The walk came to a finish at the Eastern Nebraska Veterans Home (ENVH), where National Commander Dale Barnett and other participants visited with the residents, passed out American flags and thanked them for their service. Many of the residents are World War II veterans.
Walk coordinator Jim Costello, a member of Post 339 in Bellevue, said visiting the home was a perfect conclusion to the walk. “They do not have a lot of family in the area, and we basically become their surrogate family,” he said. “We go visit, we have ice cream socials, we have bingo for them. We interact with them and keep them active, and continue to remind them that we really appreciate what they’ve done for our country as veterans.”
Louise Nichols, Nebraska’s American Legion Auxiliary representative to the ENVH, called Barnett’s visit to the home “fantastic. What a nice gesture on his part to come here and honor our veterans.”
And Patti Howe, the volunteer coordinator for the home, said the visit meant a lot to the residents. “It means that they’re not forgotten,” she said. “It means that people know that there are veterans that live here and that Nebraskans care about their veterans.”
The Legion family had a strong relationship with the home before the walk arrived. “We could not do what we do without … the Legion and Auxiliary,” Howe said. “Pretty much everything we need, I can … make a phone call and get what we need, no matter what it is.
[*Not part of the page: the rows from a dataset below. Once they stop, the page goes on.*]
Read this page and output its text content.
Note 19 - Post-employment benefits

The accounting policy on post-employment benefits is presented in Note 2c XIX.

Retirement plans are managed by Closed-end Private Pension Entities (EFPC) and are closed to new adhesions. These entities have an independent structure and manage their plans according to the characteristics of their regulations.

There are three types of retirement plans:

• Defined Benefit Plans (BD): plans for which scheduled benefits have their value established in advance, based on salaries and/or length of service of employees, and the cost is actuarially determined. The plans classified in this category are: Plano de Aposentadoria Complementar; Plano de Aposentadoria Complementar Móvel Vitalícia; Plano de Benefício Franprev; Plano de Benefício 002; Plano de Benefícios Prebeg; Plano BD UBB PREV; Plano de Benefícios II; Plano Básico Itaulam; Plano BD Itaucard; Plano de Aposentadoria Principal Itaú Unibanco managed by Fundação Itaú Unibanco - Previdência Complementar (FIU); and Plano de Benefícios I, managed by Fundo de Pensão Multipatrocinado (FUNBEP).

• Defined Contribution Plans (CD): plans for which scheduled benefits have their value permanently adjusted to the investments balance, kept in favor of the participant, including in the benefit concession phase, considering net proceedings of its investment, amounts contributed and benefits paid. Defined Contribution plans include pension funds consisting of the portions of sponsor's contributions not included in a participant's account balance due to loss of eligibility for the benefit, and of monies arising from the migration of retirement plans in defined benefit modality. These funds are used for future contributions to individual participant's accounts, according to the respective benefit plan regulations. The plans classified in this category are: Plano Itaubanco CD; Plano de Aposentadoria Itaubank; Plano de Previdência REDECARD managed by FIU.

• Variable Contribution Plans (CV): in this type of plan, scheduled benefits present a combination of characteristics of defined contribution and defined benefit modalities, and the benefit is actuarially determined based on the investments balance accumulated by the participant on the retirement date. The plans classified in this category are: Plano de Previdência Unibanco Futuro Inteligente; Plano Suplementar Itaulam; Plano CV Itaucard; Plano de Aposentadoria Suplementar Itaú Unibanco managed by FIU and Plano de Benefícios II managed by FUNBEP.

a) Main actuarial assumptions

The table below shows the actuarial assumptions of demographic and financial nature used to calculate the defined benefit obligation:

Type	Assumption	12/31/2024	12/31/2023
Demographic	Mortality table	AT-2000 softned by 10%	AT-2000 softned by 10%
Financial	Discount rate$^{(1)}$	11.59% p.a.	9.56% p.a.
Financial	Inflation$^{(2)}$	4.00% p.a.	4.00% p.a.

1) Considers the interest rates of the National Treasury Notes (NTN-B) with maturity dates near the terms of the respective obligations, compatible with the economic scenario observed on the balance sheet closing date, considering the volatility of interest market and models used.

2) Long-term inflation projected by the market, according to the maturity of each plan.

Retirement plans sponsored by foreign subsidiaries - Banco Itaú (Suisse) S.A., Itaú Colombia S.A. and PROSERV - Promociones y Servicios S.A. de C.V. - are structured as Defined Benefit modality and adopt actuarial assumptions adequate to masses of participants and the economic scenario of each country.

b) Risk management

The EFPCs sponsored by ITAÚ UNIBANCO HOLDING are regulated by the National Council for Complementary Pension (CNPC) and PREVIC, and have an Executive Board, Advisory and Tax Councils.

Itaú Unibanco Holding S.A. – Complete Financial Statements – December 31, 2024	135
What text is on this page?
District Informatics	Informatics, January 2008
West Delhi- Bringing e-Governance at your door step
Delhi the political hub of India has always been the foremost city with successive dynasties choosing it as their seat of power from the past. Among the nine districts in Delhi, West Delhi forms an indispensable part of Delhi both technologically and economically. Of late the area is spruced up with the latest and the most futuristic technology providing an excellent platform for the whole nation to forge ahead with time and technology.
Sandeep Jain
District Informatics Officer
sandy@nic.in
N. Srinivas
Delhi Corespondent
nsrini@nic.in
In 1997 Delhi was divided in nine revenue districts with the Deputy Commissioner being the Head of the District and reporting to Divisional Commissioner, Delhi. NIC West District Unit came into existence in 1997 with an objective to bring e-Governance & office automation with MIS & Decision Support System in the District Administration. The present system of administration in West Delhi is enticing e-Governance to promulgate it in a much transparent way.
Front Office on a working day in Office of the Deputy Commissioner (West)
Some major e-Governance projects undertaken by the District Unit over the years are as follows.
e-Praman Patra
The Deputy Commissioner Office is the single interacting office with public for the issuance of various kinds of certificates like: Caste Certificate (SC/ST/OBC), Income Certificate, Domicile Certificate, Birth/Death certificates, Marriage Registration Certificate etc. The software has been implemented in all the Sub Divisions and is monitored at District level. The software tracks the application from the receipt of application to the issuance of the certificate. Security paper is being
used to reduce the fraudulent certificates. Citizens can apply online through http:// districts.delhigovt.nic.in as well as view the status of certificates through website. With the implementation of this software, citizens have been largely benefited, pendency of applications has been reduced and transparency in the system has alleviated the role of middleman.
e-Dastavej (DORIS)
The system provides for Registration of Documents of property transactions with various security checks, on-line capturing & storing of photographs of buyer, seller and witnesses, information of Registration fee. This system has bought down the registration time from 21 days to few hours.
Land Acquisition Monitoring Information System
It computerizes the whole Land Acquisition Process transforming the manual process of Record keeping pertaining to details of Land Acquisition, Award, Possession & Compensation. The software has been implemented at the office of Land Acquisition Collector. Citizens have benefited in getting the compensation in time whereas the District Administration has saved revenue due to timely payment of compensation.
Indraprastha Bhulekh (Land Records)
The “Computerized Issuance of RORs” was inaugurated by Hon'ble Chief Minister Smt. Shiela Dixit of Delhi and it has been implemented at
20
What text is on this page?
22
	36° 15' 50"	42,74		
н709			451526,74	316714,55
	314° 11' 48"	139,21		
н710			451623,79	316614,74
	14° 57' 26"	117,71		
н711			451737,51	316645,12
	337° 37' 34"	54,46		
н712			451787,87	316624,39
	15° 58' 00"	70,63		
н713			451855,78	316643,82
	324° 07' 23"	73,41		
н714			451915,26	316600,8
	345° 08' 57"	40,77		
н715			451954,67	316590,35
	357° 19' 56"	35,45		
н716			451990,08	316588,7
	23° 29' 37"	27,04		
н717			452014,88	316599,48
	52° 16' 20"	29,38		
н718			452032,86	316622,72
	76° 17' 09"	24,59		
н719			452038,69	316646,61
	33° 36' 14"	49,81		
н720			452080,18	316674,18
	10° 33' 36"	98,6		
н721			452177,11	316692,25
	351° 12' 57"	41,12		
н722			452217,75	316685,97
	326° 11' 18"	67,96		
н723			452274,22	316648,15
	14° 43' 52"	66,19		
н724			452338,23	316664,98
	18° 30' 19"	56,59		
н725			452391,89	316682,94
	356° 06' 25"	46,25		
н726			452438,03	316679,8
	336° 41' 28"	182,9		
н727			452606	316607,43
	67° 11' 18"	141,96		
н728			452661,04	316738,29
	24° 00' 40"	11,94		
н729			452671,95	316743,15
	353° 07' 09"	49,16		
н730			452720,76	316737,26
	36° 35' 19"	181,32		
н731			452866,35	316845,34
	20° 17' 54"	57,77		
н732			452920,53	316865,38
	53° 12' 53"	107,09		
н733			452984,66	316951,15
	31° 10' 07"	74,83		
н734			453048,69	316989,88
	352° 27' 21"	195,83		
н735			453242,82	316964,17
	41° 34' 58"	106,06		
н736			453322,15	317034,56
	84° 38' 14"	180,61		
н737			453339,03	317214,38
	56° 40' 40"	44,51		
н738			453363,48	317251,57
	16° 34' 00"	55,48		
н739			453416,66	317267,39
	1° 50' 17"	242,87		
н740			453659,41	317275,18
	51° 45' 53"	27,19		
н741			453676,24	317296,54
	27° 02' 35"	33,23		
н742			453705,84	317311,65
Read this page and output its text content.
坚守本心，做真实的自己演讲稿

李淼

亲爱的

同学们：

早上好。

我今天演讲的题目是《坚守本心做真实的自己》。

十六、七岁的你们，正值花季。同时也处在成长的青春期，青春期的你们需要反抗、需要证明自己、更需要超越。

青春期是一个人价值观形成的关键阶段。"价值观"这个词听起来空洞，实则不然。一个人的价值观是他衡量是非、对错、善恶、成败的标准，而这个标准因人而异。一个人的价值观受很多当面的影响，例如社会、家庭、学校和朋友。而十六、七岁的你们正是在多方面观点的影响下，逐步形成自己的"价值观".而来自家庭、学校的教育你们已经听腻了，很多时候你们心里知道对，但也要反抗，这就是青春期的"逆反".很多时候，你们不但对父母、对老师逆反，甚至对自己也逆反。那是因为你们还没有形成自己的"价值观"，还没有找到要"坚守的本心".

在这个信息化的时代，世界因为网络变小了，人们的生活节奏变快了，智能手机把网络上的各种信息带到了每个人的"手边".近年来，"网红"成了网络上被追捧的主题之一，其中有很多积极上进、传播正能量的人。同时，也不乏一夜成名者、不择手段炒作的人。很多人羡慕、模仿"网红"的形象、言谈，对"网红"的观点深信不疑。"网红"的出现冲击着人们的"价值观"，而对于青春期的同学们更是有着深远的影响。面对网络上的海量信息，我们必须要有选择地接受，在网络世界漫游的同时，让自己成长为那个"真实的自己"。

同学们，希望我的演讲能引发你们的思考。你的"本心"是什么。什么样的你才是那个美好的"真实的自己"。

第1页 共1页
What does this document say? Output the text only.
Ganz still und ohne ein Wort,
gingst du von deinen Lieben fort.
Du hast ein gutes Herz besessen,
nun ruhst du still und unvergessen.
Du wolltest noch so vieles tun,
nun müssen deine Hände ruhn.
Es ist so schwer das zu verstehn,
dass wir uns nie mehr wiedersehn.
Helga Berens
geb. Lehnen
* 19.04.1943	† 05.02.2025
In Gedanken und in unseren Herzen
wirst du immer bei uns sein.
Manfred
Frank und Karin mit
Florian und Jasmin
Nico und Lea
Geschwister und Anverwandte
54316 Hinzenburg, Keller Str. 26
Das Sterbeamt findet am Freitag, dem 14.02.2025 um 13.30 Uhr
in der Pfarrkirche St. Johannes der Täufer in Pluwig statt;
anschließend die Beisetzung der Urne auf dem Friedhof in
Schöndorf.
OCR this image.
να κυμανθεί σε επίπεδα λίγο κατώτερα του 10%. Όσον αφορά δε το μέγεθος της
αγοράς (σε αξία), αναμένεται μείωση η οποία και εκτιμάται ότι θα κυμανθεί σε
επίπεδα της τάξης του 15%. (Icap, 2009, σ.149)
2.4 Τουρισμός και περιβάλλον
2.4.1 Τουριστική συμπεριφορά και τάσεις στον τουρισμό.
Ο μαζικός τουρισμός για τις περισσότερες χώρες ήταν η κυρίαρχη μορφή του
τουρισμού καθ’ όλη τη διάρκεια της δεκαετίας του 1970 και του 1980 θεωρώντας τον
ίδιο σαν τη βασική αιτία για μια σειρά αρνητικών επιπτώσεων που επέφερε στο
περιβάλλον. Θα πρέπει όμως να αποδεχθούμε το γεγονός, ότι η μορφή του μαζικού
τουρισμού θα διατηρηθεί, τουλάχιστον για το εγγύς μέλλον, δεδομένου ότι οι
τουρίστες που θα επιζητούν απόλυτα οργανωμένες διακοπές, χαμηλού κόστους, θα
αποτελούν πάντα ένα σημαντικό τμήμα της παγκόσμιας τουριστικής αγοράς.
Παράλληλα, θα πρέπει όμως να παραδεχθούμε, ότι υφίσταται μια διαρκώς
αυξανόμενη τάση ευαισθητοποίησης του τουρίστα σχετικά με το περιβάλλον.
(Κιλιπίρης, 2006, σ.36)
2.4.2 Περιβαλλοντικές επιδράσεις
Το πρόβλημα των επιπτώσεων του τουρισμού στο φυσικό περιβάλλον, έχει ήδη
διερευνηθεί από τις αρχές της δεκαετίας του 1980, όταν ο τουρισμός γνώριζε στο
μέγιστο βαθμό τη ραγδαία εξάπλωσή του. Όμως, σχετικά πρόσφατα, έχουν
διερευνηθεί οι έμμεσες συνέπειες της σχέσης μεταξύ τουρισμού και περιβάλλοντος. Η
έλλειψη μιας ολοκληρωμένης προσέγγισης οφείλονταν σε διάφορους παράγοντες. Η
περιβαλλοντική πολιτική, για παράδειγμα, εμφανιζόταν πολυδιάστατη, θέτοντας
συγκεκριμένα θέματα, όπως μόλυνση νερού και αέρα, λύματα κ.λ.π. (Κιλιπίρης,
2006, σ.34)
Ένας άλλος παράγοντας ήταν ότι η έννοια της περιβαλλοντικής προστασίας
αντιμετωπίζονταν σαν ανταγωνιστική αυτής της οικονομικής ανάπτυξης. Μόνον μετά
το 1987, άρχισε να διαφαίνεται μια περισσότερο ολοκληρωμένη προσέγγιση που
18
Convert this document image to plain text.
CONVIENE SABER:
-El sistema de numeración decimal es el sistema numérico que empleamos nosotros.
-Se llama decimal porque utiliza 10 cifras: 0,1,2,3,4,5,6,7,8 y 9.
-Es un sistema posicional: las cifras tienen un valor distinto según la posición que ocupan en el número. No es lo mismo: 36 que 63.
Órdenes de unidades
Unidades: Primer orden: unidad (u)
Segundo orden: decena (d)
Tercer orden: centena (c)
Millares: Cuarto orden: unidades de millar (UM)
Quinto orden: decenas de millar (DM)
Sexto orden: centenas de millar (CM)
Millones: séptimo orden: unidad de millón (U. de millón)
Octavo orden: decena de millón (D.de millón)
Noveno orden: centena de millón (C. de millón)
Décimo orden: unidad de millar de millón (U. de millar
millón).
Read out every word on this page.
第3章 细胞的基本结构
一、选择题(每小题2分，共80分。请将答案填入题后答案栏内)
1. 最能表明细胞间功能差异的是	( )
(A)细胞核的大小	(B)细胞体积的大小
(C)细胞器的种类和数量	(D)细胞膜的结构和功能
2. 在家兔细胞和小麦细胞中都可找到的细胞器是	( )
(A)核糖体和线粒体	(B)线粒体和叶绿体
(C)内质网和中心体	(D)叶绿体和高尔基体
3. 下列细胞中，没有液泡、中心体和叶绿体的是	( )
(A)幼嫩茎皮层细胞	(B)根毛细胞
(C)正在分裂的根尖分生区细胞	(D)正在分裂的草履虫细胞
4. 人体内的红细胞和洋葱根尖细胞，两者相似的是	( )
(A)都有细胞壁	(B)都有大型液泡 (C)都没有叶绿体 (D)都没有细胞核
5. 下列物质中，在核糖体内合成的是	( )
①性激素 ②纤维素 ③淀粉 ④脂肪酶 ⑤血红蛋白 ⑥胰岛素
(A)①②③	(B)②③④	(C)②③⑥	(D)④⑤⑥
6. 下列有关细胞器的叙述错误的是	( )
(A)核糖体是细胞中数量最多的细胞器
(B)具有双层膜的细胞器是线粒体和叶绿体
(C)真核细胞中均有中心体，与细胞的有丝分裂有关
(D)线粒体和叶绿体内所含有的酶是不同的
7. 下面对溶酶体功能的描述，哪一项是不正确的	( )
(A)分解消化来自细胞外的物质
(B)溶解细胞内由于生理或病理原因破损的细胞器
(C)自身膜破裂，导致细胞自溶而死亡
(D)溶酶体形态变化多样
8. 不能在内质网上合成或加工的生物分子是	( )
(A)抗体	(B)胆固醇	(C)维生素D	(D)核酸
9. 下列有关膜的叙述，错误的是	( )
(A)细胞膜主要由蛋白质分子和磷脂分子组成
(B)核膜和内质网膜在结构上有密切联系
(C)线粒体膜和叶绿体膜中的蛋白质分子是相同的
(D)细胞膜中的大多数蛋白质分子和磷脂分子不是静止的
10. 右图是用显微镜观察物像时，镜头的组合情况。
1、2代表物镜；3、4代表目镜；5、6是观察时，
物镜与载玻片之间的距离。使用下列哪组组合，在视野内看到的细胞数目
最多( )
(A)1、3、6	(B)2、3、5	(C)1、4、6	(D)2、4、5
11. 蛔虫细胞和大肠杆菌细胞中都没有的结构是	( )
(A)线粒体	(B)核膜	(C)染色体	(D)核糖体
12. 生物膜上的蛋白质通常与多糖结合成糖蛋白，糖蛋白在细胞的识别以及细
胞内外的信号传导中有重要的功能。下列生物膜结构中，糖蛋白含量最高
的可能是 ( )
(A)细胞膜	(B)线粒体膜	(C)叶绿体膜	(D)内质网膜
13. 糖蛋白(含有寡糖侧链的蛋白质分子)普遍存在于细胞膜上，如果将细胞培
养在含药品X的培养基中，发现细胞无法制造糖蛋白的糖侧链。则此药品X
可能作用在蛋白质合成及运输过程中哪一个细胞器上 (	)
They’re there for us.”
Having Bellevue as the site for the walk also made sense, Costello said. “We have Offutt Air Force Base here, we have a lot of veterans and their families who live in this area, and our post (does) a lot of work with the local veterans and their families,” he said. “I thought it was a great venue.
“The awareness walks … (show) that The American Legion is in the forefront of helping our veterans (and) their families with their benefits, and the awareness of what The American Legion can do for them.”
Legion family members from all over the area attended the walk. District 11 Commander Gary Wooten drove 100 miles to participate.
“It’s an honor for us to have the national commander here, but it’s also a chance for us to raise awareness for the veterans, The American Legion and The American Legion family,” Wooten said. “I think many people don’t know what The American Legion does. They see is in the local community … but they don’t understand what we do for veterans. I think if we can have them see us doing something that’s a little different, then we can raise that awareness and start talking to them about our other programs.”
Bellevue is part of Nebraska’s Area A; the area’s vice commander, Rex Sears, drove 65 miles to walk alongside his fellow Legion family members. That the walks help raise money for the Legion’s National Emergency Fund (NEF) was one of the reasons Sears chose to attend.
“I’ve been (involved with the NEF) for quite awhile. When we had a flood in 2011 in Nebraska … I also helped three individuals get National Emergency Fund (grants). It’s a super good benefit. I know every one that I got (a grant) for … they really needed it.”
Barnett set a goal of raising $1 million for the NEF during his tenure as national commander. “It helps so many people who are in need at critical times in their lives,” he said. “We know that a (natural disaster) might happen to any of us at any given time. We want the funds there … to be able to help.”